Pada kesempatan kali ini, kita akan membahas mengenai “Syarat Tambahan” dan bagaimana hal tersebut dapat mengubah status hukum suatu akad dalam fiqih transaksi.
Dalam dunia perbankan syari’ah, seringkali terdapat syarat tambahan yang diberikan oleh penjual kepada pembeli untuk memberikan manfaat lebih. Syarat tambahan ini bertujuan untuk memberikan keistimewaan kepada salah satu pihak, atau dalam istilah perdagangan, seringkali disebut sebagai “memanjakan konsumen”.
Namun, apakah syarat tambahan tersebut bisa mengubah status hukum akad? Para ulama dari empat madzhab memiliki pandangan yang berbeda mengenai hal ini. Menurut ulama Madzhab Hanbali, syarat tambahan yang tidak bertentangan dengan kaidah syar’iyah diperbolehkan secara mutlak. Mereka memberikan contoh bahwa jika dalam sebuah akad nikah terdapat syarat tertentu yang tidak melanggar syariat, maka akad tersebut tetap sah.
Di sisi lain, ulama dari Madzhab Hanafiyah, Malikiyah, dan Syafi’iyah memandang syarat tambahan dengan cara yang berbeda. Mereka membagi syarat dalam akad menjadi tiga kategori: sah, tidak sah, dan batal. Syarat sah adalah syarat yang diharuskan realisasinya untuk memperkuat akad secara syara’.
Dalam konteks ini, penting untuk memahami bahwa setiap syarat harus memiliki hubungan langsung dengan akad transaksi. Syarat yang tidak sah adalah syarat yang bertentangan dengan ketentuan transaksi, tidak memiliki hubungan dengan akad, atau tidak dibenarkan oleh syariat.
Jika suatu syarat tambahan dipandang tidak sah, maka seluruh akibat hukum terkait dengan transaksi tersebut juga menjadi tidak sah. Namun, hal ini tidak akan mengubah status akad menjadi batal. Akad hanya akan dianggap fasid (rusak) jika syarat sah akad terpenuhi namun syarat pembatalan tidak terpenuhi.

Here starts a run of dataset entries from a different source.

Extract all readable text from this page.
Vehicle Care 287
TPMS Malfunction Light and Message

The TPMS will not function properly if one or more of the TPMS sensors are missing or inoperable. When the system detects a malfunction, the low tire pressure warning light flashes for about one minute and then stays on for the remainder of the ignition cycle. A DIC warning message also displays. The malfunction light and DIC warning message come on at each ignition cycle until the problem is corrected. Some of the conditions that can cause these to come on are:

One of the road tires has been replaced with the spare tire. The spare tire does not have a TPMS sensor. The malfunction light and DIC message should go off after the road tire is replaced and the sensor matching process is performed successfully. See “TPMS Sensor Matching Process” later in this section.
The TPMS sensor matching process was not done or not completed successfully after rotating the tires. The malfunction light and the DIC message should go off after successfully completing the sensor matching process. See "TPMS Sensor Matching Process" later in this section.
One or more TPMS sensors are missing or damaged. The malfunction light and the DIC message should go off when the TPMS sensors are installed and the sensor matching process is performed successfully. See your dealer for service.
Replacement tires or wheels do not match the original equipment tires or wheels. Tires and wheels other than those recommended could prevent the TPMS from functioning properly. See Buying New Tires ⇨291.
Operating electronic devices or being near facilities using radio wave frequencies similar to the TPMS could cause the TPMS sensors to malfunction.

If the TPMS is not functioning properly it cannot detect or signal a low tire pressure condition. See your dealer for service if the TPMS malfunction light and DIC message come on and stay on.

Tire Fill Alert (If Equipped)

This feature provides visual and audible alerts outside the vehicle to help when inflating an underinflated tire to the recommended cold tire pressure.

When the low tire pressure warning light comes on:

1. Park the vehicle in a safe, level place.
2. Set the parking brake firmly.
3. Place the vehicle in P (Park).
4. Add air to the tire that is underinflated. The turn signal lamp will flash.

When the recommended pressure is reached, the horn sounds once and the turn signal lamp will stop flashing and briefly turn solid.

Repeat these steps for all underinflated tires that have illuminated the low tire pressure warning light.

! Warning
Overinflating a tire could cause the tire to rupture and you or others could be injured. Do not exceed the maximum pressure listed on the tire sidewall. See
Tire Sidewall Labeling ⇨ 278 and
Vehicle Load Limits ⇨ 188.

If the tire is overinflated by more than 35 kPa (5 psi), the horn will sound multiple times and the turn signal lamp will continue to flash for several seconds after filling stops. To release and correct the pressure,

Dengan demikian, penting bagi pihak pedagang atau produsen untuk memperhatikan dan memenuhi syarat tambahan yang mereka umumkan. Syarat tersebut wajib dipatuhi sebisa mungkin, namun tetap harus dalam batas yang tidak mustahil untuk dilakukan.

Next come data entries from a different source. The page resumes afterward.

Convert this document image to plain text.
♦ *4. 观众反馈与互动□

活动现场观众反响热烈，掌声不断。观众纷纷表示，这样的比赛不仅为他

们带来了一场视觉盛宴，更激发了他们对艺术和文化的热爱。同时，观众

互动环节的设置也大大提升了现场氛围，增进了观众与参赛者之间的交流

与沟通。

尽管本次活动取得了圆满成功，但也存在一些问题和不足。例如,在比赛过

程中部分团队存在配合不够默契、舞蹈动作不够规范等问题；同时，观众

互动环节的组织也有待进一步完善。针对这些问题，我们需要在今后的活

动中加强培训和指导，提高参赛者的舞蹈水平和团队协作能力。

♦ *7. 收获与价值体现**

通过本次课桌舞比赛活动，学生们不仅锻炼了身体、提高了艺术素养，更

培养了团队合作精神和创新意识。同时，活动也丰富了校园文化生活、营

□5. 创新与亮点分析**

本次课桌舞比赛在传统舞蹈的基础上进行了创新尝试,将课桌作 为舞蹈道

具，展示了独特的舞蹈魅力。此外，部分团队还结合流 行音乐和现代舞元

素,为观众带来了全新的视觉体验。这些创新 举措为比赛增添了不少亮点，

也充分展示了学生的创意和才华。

Dalam hal jual beli komputer misalnya, jika terdapat kerusakan pada komputer akibat hal yang di luar kendali produsen, maka produsen tidak wajib memenuhi syarat garansi yang diberikan. Hal ini karena syarat tersebut haruslah dapat dipenuhi secara wajar dan tidak mustahil untuk dilakukan.

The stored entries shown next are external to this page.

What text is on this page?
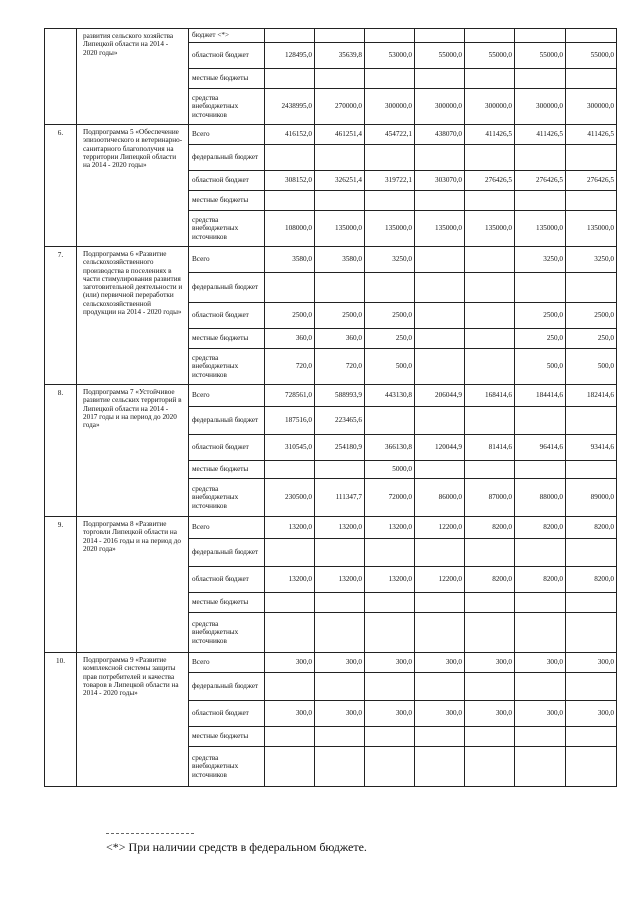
	развития сельского хозяйства Липецкой области на 2014 - 2020 годы»	бюджет <*>							
		областной бюджет	128495,0	35639,8	53000,0	55000,0	55000,0	55000,0	55000,0
		местные бюджеты							
		средства внебюджетных источников	2438995,0	270000,0	300000,0	300000,0	300000,0	300000,0	300000,0
6.	Подпрограмма 5 «Обеспечение эпизоотического и ветеринарно-санитарного благополучия на территории Липецкой области на 2014 - 2020 годы»	Всего	416152,0	461251,4	454722,1	438070,0	411426,5	411426,5	411426,5
		федеральный бюджет							
		областной бюджет	308152,0	326251,4	319722,1	303070,0	276426,5	276426,5	276426,5
		местные бюджеты							
		средства внебюджетных источников	108000,0	135000,0	135000,0	135000,0	135000,0	135000,0	135000,0
7.	Подпрограмма 6 «Развитие сельскохозяйственного производства в поселениях в части стимулирования развития заготовительной деятельности и (или) первичной переработки сельскохозяйственной продукции на 2014 - 2020 годы»	Всего	3580,0	3580,0	3250,0			3250,0	3250,0
		федеральный бюджет							
		областной бюджет	2500,0	2500,0	2500,0			2500,0	2500,0
		местные бюджеты	360,0	360,0	250,0			250,0	250,0
		средства внебюджетных источников	720,0	720,0	500,0			500,0	500,0
8.	Подпрограмма 7 «Устойчивое развитие сельских территорий в Липецкой области на 2014 - 2017 годы и на период до 2020 года»	Всего	728561,0	588993,9	443130,8	206044,9	168414,6	184414,6	182414,6
		федеральный бюджет	187516,0	223465,6					
		областной бюджет	310545,0	254180,9	366130,8	120044,9	81414,6	96414,6	93414,6
		местные бюджеты			5000,0				
		средства внебюджетных источников	230500,0	111347,7	72000,0	86000,0	87000,0	88000,0	89000,0
9.	Подпрограмма 8 «Развитие торговли Липецкой области на 2014 - 2016 годы и на период до 2020 года»	Всего	13200,0	13200,0	13200,0	12200,0	8200,0	8200,0	8200,0
		федеральный бюджет							
		областной бюджет	13200,0	13200,0	13200,0	12200,0	8200,0	8200,0	8200,0
		местные бюджеты							
		средства внебюджетных источников							
10.	Подпрограмма 9 «Развитие комплексной системы защиты прав потребителей и качества товаров в Липецкой области на 2014 - 2020 годы»	Всего	300,0	300,0	300,0	300,0	300,0	300,0	300,0
		федеральный бюджет							
		областной бюджет	300,0	300,0	300,0	300,0	300,0	300,0	300,0
		местные бюджеты							
		средства внебюджетных источников							
<*> При наличии средств в федеральном бюджете.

Dengan demikian, syarat tambahan dalam sebuah akad transaksi bisa mengubah status hukum akad tergantung pada kelayakan dan kewajaran syarat tersebut. Kepatuhan terhadap syarat tambahan ini penting untuk menjaga keabsahan dan keberlangsungan transaksi sesuai dengan prinsip-prinsip syariah yang berlaku.